Хана. Оскар Давичо (Сербия)

1
Я охотничий сын, и когда подошло мое время,
я влюбился в Хану, взбалмошную девчонку,
дочь торговца печального, вдовца-еврея,
содержавшего возле кладбища трактир и лавчонку.

Как ракета над лесом, надо мной она заблистала,
и стал я ходить, как слепой, разводя руками.
И любовь моя стала как мир, и поэтому стала
маяком и спасенными им моряками.

От нее глаза мои загораются блеском,
в ней и море колышется, и рыбы, и сети,
от нее водопады свергаются с гулом и плеском,
и стрекочут кузнечики, словно птицы и дети.

О, чего только я не видел этой весною,
с этим Чоро кривым и с компанией набожной этой!
Все, что пито было не мною и разбито не мною,
я сполна оплатил, как положено, звонкой монетой.

Но сейчас я люблю, и люблю это небо, и этой руки
                                                                     движенье,
которая вдруг воскрешает и выводит на сцену
всех погибших и потерпевших в море крушенье,
и ломает решетки, чтобы лбом я — о стену.

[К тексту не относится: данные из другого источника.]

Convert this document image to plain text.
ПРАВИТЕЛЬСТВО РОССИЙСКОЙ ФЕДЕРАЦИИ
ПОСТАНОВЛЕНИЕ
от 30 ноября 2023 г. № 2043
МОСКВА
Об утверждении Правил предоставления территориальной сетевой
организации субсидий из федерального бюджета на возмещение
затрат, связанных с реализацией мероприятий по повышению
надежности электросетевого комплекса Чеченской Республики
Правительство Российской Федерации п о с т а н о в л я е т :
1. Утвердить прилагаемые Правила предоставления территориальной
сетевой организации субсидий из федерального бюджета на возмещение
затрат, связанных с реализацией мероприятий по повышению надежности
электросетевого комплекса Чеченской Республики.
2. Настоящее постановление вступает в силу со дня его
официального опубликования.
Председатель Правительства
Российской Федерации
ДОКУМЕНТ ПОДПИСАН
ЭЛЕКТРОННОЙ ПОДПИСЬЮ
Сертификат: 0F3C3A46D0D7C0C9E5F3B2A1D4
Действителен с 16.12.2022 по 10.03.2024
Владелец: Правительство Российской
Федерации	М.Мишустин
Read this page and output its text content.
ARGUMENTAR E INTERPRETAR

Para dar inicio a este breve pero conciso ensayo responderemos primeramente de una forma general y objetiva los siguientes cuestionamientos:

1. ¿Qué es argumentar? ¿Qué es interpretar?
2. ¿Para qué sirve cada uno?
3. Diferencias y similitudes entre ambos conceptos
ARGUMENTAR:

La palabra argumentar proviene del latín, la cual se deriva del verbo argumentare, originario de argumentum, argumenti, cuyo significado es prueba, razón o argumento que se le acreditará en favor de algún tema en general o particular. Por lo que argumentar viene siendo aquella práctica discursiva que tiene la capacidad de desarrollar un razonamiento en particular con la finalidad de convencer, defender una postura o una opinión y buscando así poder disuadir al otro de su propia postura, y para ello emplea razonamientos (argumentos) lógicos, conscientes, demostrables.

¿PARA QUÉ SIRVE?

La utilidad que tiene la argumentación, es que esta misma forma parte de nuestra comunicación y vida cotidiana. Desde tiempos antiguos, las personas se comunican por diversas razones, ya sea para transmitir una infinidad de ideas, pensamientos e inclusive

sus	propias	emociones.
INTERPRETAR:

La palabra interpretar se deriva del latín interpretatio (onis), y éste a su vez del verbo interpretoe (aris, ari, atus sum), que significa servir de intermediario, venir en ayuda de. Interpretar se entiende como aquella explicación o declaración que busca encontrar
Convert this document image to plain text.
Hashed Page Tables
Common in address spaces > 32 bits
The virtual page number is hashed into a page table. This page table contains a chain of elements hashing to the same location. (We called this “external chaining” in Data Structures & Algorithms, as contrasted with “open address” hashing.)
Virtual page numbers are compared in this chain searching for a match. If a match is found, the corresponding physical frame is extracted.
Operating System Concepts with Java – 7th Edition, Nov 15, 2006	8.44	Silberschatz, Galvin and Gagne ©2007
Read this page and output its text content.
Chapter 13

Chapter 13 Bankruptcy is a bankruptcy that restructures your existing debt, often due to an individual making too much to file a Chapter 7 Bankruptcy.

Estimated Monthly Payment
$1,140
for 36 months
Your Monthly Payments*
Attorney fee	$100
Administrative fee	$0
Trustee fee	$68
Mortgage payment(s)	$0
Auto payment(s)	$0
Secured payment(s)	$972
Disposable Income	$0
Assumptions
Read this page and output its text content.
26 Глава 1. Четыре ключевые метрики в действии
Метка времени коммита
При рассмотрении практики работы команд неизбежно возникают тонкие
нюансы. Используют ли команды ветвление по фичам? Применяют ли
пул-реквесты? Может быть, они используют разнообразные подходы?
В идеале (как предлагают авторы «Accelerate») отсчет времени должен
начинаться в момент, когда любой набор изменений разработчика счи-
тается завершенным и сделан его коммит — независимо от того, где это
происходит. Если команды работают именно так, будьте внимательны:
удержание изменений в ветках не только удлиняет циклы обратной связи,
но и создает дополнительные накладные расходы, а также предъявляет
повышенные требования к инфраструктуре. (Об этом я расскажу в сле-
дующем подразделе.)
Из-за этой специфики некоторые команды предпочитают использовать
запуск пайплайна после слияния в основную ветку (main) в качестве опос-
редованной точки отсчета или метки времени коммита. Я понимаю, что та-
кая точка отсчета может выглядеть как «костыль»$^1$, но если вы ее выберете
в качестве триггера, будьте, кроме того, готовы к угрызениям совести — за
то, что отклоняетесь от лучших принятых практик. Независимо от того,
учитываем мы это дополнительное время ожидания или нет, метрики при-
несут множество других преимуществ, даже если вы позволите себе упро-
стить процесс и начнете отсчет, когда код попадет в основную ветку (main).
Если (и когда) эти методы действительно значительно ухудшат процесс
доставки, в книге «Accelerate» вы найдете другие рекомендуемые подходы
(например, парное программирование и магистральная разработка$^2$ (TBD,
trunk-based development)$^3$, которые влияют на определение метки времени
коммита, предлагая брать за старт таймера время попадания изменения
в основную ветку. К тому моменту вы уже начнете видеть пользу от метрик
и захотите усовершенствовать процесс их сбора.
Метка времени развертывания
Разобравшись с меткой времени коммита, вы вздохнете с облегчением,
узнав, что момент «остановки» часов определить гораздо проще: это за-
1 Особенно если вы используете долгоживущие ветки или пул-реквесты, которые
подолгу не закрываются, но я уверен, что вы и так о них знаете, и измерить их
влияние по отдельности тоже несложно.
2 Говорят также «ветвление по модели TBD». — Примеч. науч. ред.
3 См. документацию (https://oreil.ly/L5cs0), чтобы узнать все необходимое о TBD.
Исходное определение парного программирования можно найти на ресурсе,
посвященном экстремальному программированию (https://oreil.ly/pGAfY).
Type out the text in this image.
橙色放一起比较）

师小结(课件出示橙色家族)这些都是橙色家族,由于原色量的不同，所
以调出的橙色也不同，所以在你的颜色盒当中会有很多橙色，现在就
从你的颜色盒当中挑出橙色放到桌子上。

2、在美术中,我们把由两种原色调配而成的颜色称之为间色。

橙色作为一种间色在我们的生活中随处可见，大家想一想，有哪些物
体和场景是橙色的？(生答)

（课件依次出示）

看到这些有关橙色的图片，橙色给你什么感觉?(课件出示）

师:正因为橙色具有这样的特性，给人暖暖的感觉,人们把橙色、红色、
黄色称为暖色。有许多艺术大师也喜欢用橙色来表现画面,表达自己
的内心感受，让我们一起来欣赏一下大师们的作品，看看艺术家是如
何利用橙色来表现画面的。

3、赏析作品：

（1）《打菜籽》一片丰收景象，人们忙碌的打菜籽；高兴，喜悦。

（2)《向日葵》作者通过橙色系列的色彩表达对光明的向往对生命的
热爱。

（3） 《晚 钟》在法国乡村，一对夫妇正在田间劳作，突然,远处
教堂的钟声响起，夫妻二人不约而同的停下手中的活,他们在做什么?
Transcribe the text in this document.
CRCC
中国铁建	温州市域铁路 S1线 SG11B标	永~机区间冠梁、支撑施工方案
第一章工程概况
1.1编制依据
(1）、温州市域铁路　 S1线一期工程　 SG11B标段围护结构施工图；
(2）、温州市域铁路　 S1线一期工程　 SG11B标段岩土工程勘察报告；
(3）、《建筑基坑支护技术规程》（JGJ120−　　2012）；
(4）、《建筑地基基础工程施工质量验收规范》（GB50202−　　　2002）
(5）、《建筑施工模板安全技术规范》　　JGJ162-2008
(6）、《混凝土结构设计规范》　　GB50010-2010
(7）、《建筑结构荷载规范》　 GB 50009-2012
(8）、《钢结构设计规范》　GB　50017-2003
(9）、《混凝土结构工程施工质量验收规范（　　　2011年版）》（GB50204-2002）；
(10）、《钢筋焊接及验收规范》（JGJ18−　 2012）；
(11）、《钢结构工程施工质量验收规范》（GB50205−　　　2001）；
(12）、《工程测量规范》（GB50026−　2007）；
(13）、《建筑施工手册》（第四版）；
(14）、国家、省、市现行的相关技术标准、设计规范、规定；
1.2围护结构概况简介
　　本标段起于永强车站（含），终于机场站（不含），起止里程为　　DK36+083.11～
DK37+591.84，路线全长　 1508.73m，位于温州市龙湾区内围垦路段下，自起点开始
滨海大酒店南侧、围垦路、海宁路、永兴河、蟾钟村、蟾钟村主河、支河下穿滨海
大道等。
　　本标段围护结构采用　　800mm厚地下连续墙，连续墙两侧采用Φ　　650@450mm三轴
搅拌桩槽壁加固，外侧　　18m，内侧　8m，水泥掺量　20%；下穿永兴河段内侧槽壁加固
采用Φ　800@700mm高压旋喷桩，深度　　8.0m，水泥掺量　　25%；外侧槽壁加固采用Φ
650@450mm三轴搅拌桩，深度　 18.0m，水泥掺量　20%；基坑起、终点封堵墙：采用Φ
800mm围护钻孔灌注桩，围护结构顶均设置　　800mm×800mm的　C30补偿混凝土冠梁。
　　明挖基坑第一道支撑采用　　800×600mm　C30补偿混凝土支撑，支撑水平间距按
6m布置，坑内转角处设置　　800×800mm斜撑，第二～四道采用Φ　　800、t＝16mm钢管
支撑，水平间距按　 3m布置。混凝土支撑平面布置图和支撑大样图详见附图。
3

И о небо, до которого некогда пальцем
доставал, и до солнца — когда это солнце, и кости,
и могильщика даже я сделал у нас постояльцем
и в корчму пригласил их, на добрую чарочку в гости.

2
Когда над весами я увидел ее груди тугие,
между мылом и апельсинами разглядел подробно,
я понял, что она прекраснее, чем все другие,
и вся она, как ее губы, и вся съедобна.

О зрачок ее — зернышко перца в полдневном зное,
притягивающий, лаская и не отпуская!
Кто бы смог не влюбиться в изобилье это лесное,
в эти ноздри и в грудь, что как буря морская!

Ты не знаешь зубов ее, что, как снег, поскрипывают,
                                                                      играя,
эту гармонику с блестящими пуговками — сиянье ее
                                                                     золотое!
Этот колодец, наполненный радостью до самого края,
это животное, здоровое и молодое.

Когда к губам моим прижимает она свои губы,
я плыву по ветру, побросав паруса и тросы—
потому что ее объятья просты и грубы,
как еда дикаря, как еда, что едят матросы.

Ты не знаешь взгляда ее, темноватого от угля и дымной
                                                                              печи,
и ресниц ее — занавеску, что так нехотя поднималась,
и зубы ее, процеживающие неторопливые речи,
и язычок этот острый, хотя и распущенный малость.